ONG, bonne conscience de l'Occident ?
Aux Sources
Bertrand Bréqueville
Impartialité, neutralité : ces principes proclamés haut et fort par les ONG humanitaires deviennent de plus en plus intenables. A l’heure où les dévastations engendrées par le capitalisme atteignent un point de non-retour, que la guerre refait surface, le refus de l’engagement des ONG confine à la faute morale et politique.
Mais peut-il en être autrement ? Peuvent-elles être autre chose que de simples gestionnaires de la misère ? Se pencher sur leur histoire permet d’en douter. En effet, l’émergence des ONG humanitaires coïncide avec l’imposition dans le monde entier, et notamment dans les pays du Sud, des recettes néolibérales.

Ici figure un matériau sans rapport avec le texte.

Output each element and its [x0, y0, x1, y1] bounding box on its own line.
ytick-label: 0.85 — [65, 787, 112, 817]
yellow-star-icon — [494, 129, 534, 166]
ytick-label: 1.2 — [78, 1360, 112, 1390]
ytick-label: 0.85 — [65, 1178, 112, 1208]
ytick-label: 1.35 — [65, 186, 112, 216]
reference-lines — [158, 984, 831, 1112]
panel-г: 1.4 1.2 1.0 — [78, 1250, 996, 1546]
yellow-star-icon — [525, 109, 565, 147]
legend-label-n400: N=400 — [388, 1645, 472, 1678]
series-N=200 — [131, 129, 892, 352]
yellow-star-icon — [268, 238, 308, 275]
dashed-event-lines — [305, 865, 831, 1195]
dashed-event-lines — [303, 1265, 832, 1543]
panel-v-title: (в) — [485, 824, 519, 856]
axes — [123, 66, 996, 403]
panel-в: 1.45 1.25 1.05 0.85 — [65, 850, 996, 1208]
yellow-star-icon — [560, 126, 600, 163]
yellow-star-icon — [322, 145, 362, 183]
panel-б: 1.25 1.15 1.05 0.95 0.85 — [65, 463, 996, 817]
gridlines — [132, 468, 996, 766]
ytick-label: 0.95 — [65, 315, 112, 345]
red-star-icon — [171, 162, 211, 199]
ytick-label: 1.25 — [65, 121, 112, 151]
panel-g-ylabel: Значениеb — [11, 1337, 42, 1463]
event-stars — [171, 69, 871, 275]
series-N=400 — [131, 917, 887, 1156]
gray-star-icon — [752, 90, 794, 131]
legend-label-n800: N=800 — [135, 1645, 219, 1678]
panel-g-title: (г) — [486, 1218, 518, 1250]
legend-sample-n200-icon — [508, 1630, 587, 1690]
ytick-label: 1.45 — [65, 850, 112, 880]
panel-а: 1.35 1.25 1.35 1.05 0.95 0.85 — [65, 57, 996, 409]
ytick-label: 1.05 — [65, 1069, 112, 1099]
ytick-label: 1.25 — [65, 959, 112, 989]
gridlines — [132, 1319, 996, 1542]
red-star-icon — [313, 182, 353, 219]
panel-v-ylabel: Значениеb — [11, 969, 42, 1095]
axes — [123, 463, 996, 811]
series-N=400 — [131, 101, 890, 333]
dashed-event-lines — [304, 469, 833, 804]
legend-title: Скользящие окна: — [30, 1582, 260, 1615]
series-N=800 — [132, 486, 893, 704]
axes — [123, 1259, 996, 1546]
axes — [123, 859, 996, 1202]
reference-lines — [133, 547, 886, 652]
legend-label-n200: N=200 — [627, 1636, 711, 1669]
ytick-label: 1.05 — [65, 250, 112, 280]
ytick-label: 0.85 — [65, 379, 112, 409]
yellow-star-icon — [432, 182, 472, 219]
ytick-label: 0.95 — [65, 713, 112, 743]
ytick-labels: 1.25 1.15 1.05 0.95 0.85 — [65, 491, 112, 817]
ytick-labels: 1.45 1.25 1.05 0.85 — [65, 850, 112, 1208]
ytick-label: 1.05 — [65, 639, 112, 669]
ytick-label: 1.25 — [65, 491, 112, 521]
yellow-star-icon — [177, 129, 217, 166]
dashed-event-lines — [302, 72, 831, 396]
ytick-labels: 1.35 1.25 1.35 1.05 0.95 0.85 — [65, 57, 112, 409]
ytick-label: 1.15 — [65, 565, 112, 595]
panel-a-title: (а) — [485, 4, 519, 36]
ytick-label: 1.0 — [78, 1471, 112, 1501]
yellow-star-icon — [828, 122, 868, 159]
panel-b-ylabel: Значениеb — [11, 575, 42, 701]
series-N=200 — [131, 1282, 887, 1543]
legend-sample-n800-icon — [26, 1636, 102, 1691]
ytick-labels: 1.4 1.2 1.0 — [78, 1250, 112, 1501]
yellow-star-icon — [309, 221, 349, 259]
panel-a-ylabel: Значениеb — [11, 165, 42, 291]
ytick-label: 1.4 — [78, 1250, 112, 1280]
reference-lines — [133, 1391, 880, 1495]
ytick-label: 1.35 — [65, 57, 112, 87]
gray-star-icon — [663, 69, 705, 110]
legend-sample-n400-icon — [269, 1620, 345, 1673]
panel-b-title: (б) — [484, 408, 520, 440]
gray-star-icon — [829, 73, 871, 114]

Dès lors, leur rôle consiste à se substituer à la puissance publique, à réparer les dégâts causés par les plans d’ajustement structurel du FMI. Volontiers apolitiques, leur action contribue pourtant à asseoir et légitimer le nouvel ordre économique mondial.
Parallèlement, l’humanitaire s’est construit en opposition radicale avec les grandes idéologies libératrices du tiers-monde : le panafricanisme, le nationalisme arabe, le tiers-mondisme, la théorie de la dépendance... Porté par des figures médiatiques comme Bernard Kouchner, Raymond Aron ou Bernard-Henri Lévy, qui revêtissent alors les habits de sauveur de l’homme blanc, l’humanitaire contribue à transformer le regard sur les peuples du Sud : hier combattants de la libération, ils implorent désormais le secours occidental. L’écrivaine indienne Arhundhati Roy le résume ainsi : « Les appels de détresse apolitiques – et donc, en réalité, éminemment politiques – en provenance des pays pauvres et des zones de guerre présentent au final les sombres gens de ces sombres pays comme des victimes pathologiques. Encore un indien sous-alimenté, encore un Ethiopien mourant de faim, encore un camp de réfugié afghan, encore un Soudanais mutilé... et tous en grand besoin de l’aide de l’homme blanc. Sans le vouloir, les ONG renforcent les stéréotypes racistes et mettent l’accent sur les succès, les avantages et la compassion (aimante et sévère) de la civilisation occidentale. Elles sont les missionnaires séculaires du monde moderne »
Fort d’une expérience de vingt-cinq ans dans l’humanitaire, Bertrand Bréqueville livre une critique sans concessions d’un milieu devenu la bonne conscience de l’Occident. Prônant une véritable « résistance humanitaire » afin de sortir les ONG de leur passivité complice, il les appelle notamment à nouer des alliances avec les syndicats et partis politique, seule stratégie à même de peser de manière conséquente sur les rapports de force.